Nation piece about J Street and such mentions me in a complimentary light. Woo.
I’m trying to think about this a bit since I’m going to be speaking at the J Street Conference pretty soon. One thing that I think is underdiscussed in this context is the domestic political shifts in Israel. I got the lion’s share of my Zionist indoctrination in the early-to-mid 1990s. At that time, the peace process was a hot-button partisan political controversy in Israel. And the incumbents were the pro-peace, secular, social democratic Labor Party. For the members and leaders of a Reform synagogue in Greenwich Village, it was obvious that to be “pro Israel” meant to be supportive of the pro-peace, secular, social democrats who ran Israel.
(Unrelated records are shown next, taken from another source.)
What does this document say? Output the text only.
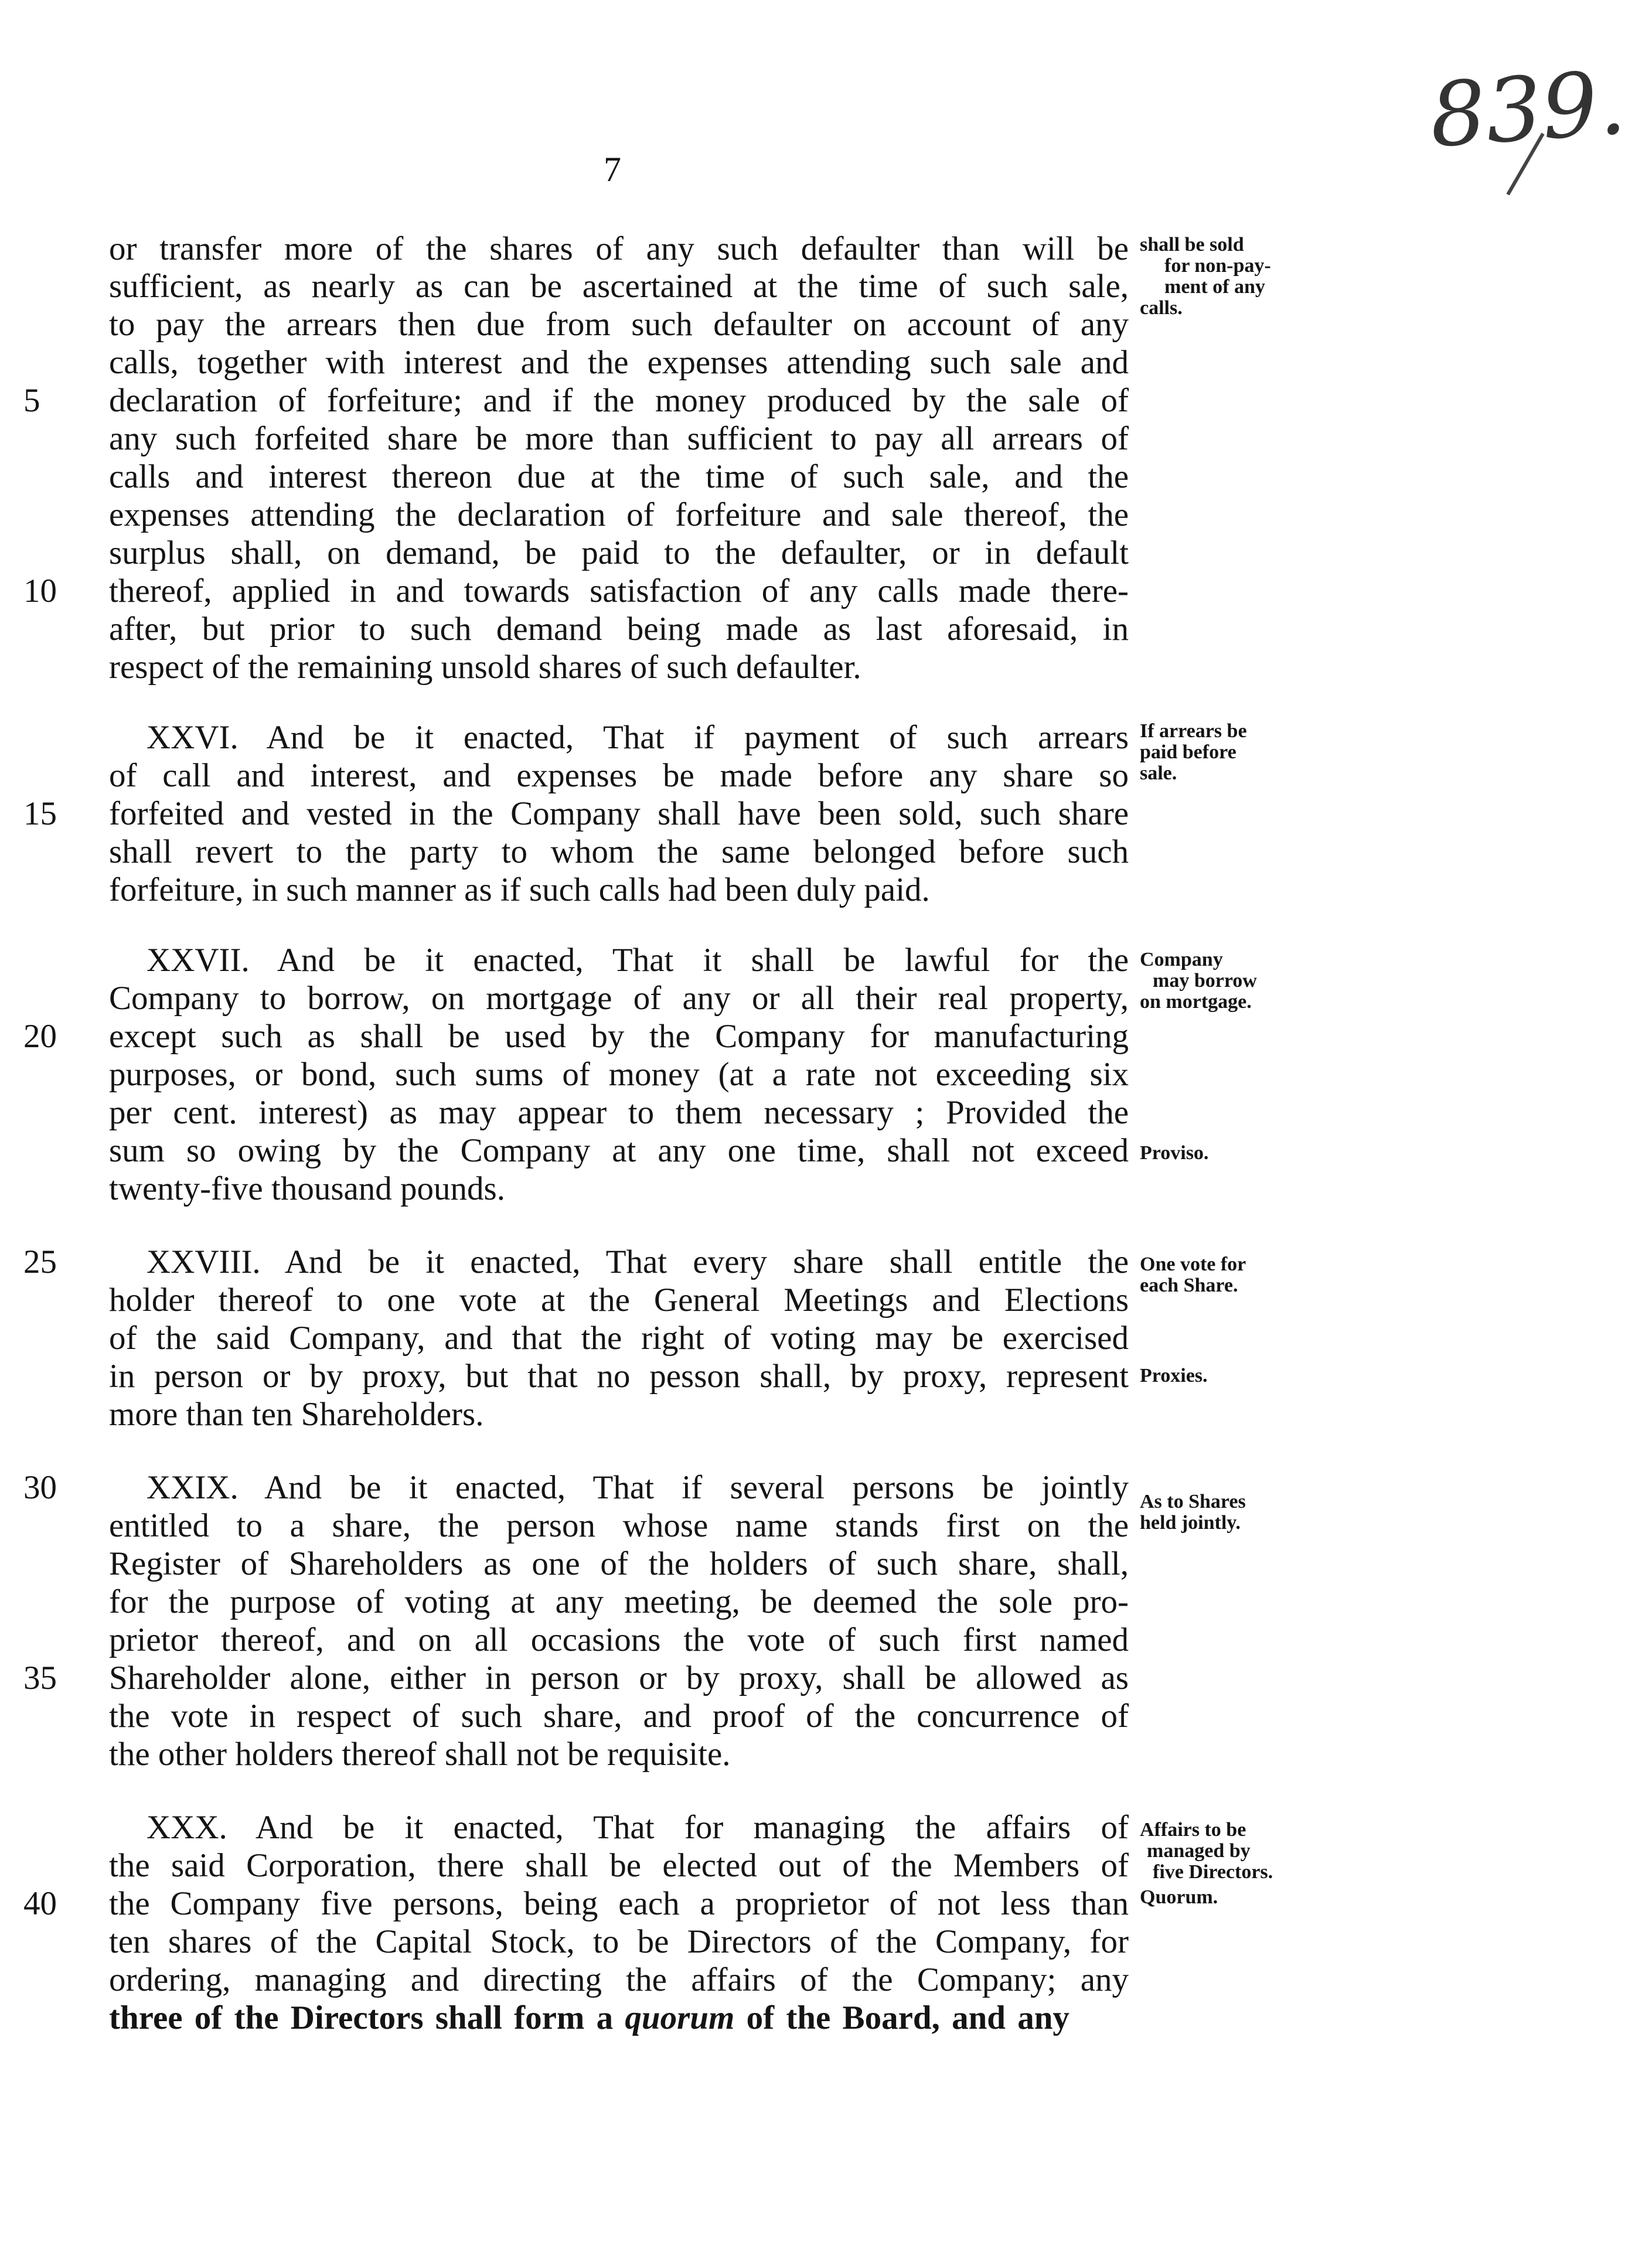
839.
7
or transfer more of the shares of any such defaulter than will be
sufficient, as nearly as can be ascertained at the time of such sale,
to pay the arrears then due from such defaulter on account of any
calls, together with interest and the expenses attending such sale and
declaration of forfeiture; and if the money produced by the sale of
any such forfeited share be more than sufficient to pay all arrears of
calls and interest thereon due at the time of such sale, and the
expenses attending the declaration of forfeiture and sale thereof, the
surplus shall, on demand, be paid to the defaulter, or in default
thereof, applied in and towards satisfaction of any calls made there-
after, but prior to such demand being made as last aforesaid, in
respect of the remaining unsold shares of such defaulter.
XXVI. And be it enacted, That if payment of such arrears
of call and interest, and expenses be made before any share so
forfeited and vested in the Company shall have been sold, such share
shall revert to the party to whom the same belonged before such
forfeiture, in such manner as if such calls had been duly paid.
XXVII. And be it enacted, That it shall be lawful for the
Company to borrow, on mortgage of any or all their real property,
except such as shall be used by the Company for manufacturing
purposes, or bond, such sums of money (at a rate not exceeding six
per cent. interest) as may appear to them necessary ; Provided the
sum so owing by the Company at any one time, shall not exceed
twenty-five thousand pounds.
XXVIII. And be it enacted, That every share shall entitle the
holder thereof to one vote at the General Meetings and Elections
of the said Company, and that the right of voting may be exercised
in person or by proxy, but that no pesson shall, by proxy, represent
more than ten Shareholders.
XXIX. And be it enacted, That if several persons be jointly
entitled to a share, the person whose name stands first on the
Register of Shareholders as one of the holders of such share, shall,
for the purpose of voting at any meeting, be deemed the sole pro-
prietor thereof, and on all occasions the vote of such first named
Shareholder alone, either in person or by proxy, shall be allowed as
the vote in respect of such share, and proof of the concurrence of
the other holders thereof shall not be requisite.
XXX. And be it enacted, That for managing the affairs of
the said Corporation, there shall be elected out of the Members of
the Company five persons, being each a proprietor of not less than
ten shares of the Capital Stock, to be Directors of the Company, for
ordering, managing and directing the affairs of the Company; any
three of the Directors shall form a quorum of the Board, and any
5
10
15
20
25
30
35
40
shall be sold
for non-pay-
ment of any
calls.
If arrears be
paid before
sale.
Company
may borrow
on mortgage.
Proviso.
One vote for
each Share.
Proxies.
As to Shares
held jointly.
Affairs to be
managed by
five Directors.
Quorum.
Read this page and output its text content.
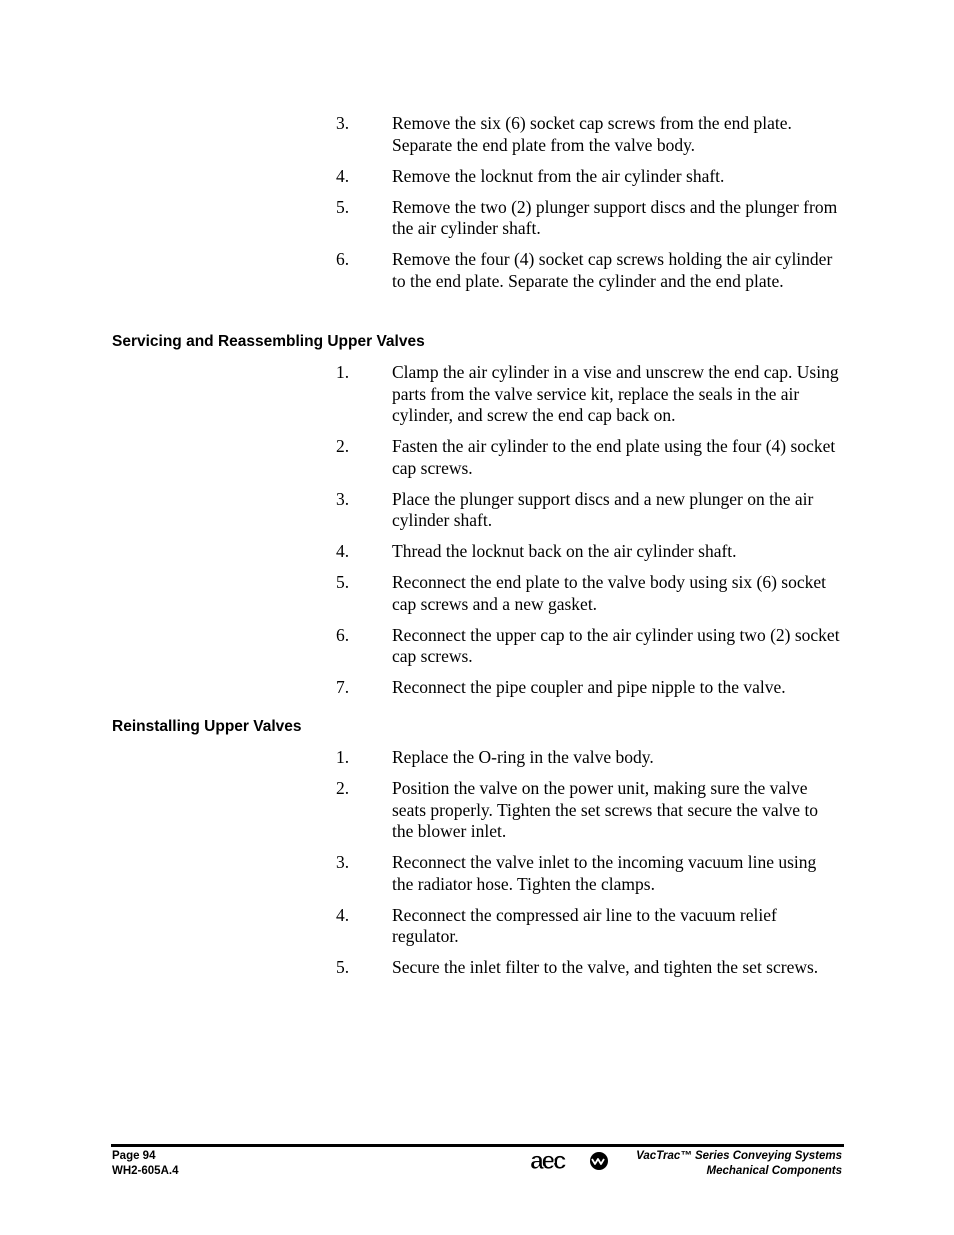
3. Remove the six (6) socket cap screws from the end plate. Separate the end plate from the valve body.
4. Remove the locknut from the air cylinder shaft.
5. Remove the two (2) plunger support discs and the plunger from the air cylinder shaft.
6. Remove the four (4) socket cap screws holding the air cylinder to the end plate. Separate the cylinder and the end plate.
Servicing and Reassembling Upper Valves
1. Clamp the air cylinder in a vise and unscrew the end cap. Using parts from the valve service kit, replace the seals in the air cylinder, and screw the end cap back on.
2. Fasten the air cylinder to the end plate using the four (4) socket cap screws.
3. Place the plunger support discs and a new plunger on the air cylinder shaft.
4. Thread the locknut back on the air cylinder shaft.
5. Reconnect the end plate to the valve body using six (6) socket cap screws and a new gasket.
6. Reconnect the upper cap to the air cylinder using two (2) socket cap screws.
7. Reconnect the pipe coupler and pipe nipple to the valve.
Reinstalling Upper Valves
1. Replace the O-ring in the valve body.
2. Position the valve on the power unit, making sure the valve seats properly. Tighten the set screws that secure the valve to the blower inlet.
3. Reconnect the valve inlet to the incoming vacuum line using the radiator hose. Tighten the clamps.
4. Reconnect the compressed air line to the vacuum relief regulator.
5. Secure the inlet filter to the valve, and tighten the set screws.
Page 94
WH2-605A.4	aec	VacTrac™ Series Conveying Systems
Mechanical Components
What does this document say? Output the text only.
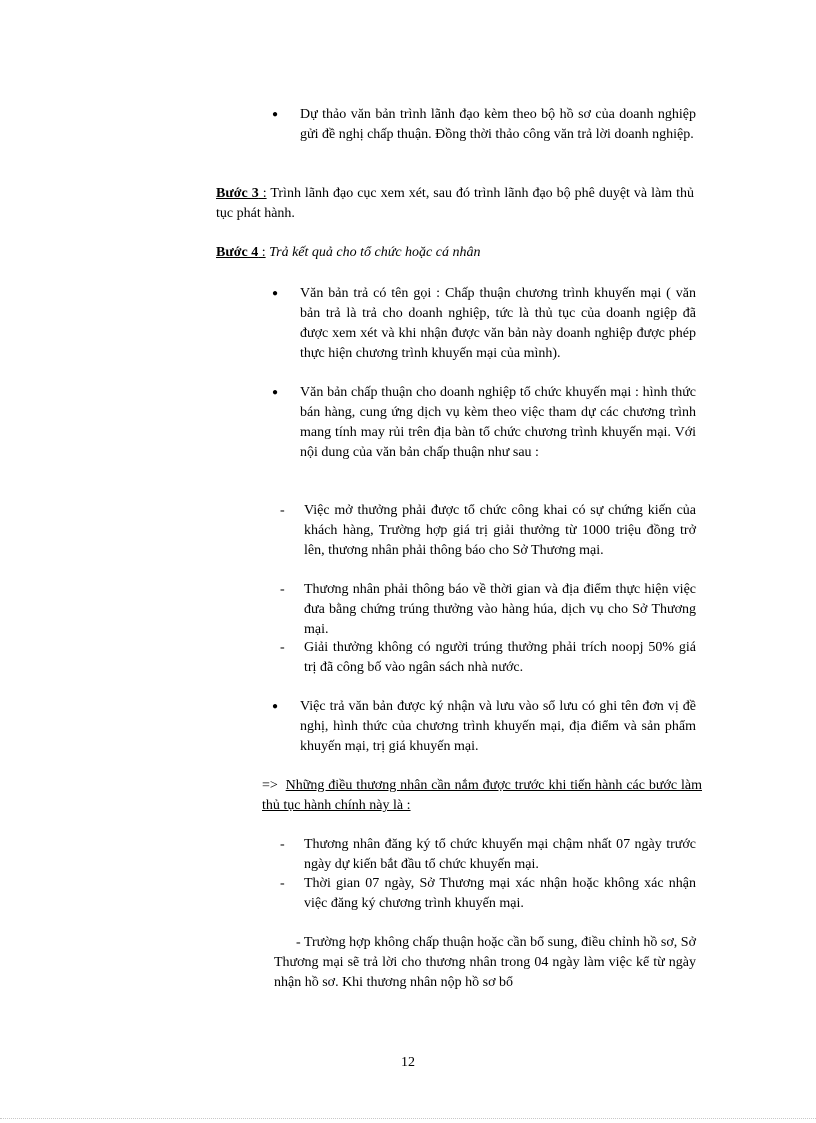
● Dự thảo văn bản trình lãnh đạo kèm theo bộ hồ sơ của doanh nghiệp gửi đề nghị chấp thuận. Đồng thời thảo công văn trả lời doanh nghiệp.

Bước 3 : Trình lãnh đạo cục xem xét, sau đó trình lãnh đạo bộ phê duyệt và làm thủ tục phát hành.

Bước 4 : Trả kết quả cho tổ chức hoặc cá nhân

● Văn bản trả có tên gọi : Chấp thuận chương trình khuyến mại ( văn bản trả là trả cho doanh nghiệp, tức là thủ tục của doanh ngiệp đã được xem xét và khi nhận được văn bản này doanh nghiệp được phép thực hiện chương trình khuyến mại của mình).

● Văn bản chấp thuận cho doanh nghiệp tổ chức khuyến mại : hình thức bán hàng, cung ứng dịch vụ kèm theo việc tham dự các chương trình mang tính may rủi trên địa bàn tổ chức chương trình khuyến mại. Với nội dung của văn bản chấp thuận như sau :

- Việc mở thưởng phải được tổ chức công khai có sự chứng kiến của khách hàng, Trường hợp giá trị giải thưởng từ 1000 triệu đồng trở lên, thương nhân phải thông báo cho Sở Thương mại.

- Thương nhân phải thông báo về thời gian và địa điểm thực hiện việc đưa bằng chứng trúng thưởng vào hàng húa, dịch vụ cho Sở Thương mại.

- Giải thưởng không có người trúng thưởng phải trích noopj 50% giá trị đã công bố vào ngân sách nhà nước.

● Việc trả văn bản được ký nhận và lưu vào sổ lưu có ghi tên đơn vị đề nghị, hình thức của chương trình khuyến mại, địa điểm và sản phẩm khuyến mại, trị giá khuyến mại.

=> Những điều thương nhân cần nắm được trước khi tiến hành các bước làm thủ tục hành chính này là :

- Thương nhân đăng ký tổ chức khuyến mại chậm nhất 07 ngày trước ngày dự kiến bắt đầu tổ chức khuyến mại.

- Thời gian 07 ngày, Sở Thương mại xác nhận hoặc không xác nhận việc đăng ký chương trình khuyến mại.

- Trường hợp không chấp thuận hoặc cần bổ sung, điều chỉnh hồ sơ, Sở Thương mại sẽ trả lời cho thương nhân trong 04 ngày làm việc kể từ ngày nhận hồ sơ. Khi thương nhân nộp hồ sơ bổ

12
That also meant being sympathetic to their partners in the Arab world (moderate PLO leaders, the King of Jordan, the government of Egypt) and being hostile to their antagonists on the Greater Israel right. Hostile as well, of course, to the suicide bombers and murderers of innocent Jews.
But being supportive of Israel had relatively little to do with adopting a favorable stance toward tribal nationalism and violence. Yitzhak Rabin and Anwar Sadat were, in some sense, on the same side—the side of peace, reason, and negotiation—while their respective murderers were on the side of violence, fanaticism, nationalism, and war.
Today, though, Israeli politics consists primarily of a debate between two factions of the right-wing opposition to Rabin. The country is governed by what amounts to a right-wing splinter faction from the right-wing party in alliance with a further right-wing party. Obviously, a dramatic rightward lurch is something a democracy is allowed to engage in. But for an American raised on an Oslo-era vision of Israel, working in a context where US politics is moving away from aggressive nationalism it’s a disorienting situation.